Philomena is, in fact, an odd couple road trip movie. Sixsmith is portrayed as slightly snobbish and cynical, and is initially reluctant to assist Philomena because of his disdain for human interest stories (they are for “weak-minded people”). Philomena, on the other hand, is depicted as working-class, rather naive, and with populist tastes (she loves bodice-ripper romances). Coogan, whose comedy career has largely specialised in depicting oddballs and uncomfortable situations, is at his element in his interactions with Dench. At one point, as they are driving along a country road, Philomena proffers a packet of throat lozenges and asks “Would you like a tune?”, to which Sixmith responds “If you hum it, I’ll play it”. She misses the joke entirely, and holds the lozenges closer, repeating her offer. Further along the journey Philomena responds with raucous laughter when Sixmith says something personal and serious. This clash of worlds occurs again later, in an American hotel breakfast bar. Philomena is thrilled at the range of free food on offer and keeps trying to tempt the well-travelled Sixmith, who is not hungry and for whom such culinary experiences are nothing new.

In real life, Coogan is not only an atheist from a Catholic background, but is a victim in the phone-hacking scandal, a witness at the Leveson inquiry, and a campaigner for press regulation. i wonder how much of this was on his mind when he decided to take on the role of a journalist investigating a Catholic scandal.

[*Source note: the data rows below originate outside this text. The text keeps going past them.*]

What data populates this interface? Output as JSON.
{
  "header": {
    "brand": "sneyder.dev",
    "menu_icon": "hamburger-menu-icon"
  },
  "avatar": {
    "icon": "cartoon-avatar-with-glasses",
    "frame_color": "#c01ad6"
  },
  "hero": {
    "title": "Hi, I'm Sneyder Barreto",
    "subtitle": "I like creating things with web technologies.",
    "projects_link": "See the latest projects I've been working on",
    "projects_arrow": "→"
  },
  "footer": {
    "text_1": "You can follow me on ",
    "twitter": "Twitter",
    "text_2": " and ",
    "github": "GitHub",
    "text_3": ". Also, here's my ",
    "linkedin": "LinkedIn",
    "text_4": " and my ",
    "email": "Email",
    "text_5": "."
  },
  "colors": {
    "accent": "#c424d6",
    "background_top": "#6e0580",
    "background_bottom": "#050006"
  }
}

Was he trying to work through his feelings about both Catholicism and journalism? However, Coogan’s own acting is restrained and generous, allowing Judi Dench to come to the fore brilliantly in depicting the tragedy and humour of her own character. Like all road trip movies, the way the two characters develop over the course of the story, and what they learn about themselves and each other, turns out to be as important as the achievement of their goal.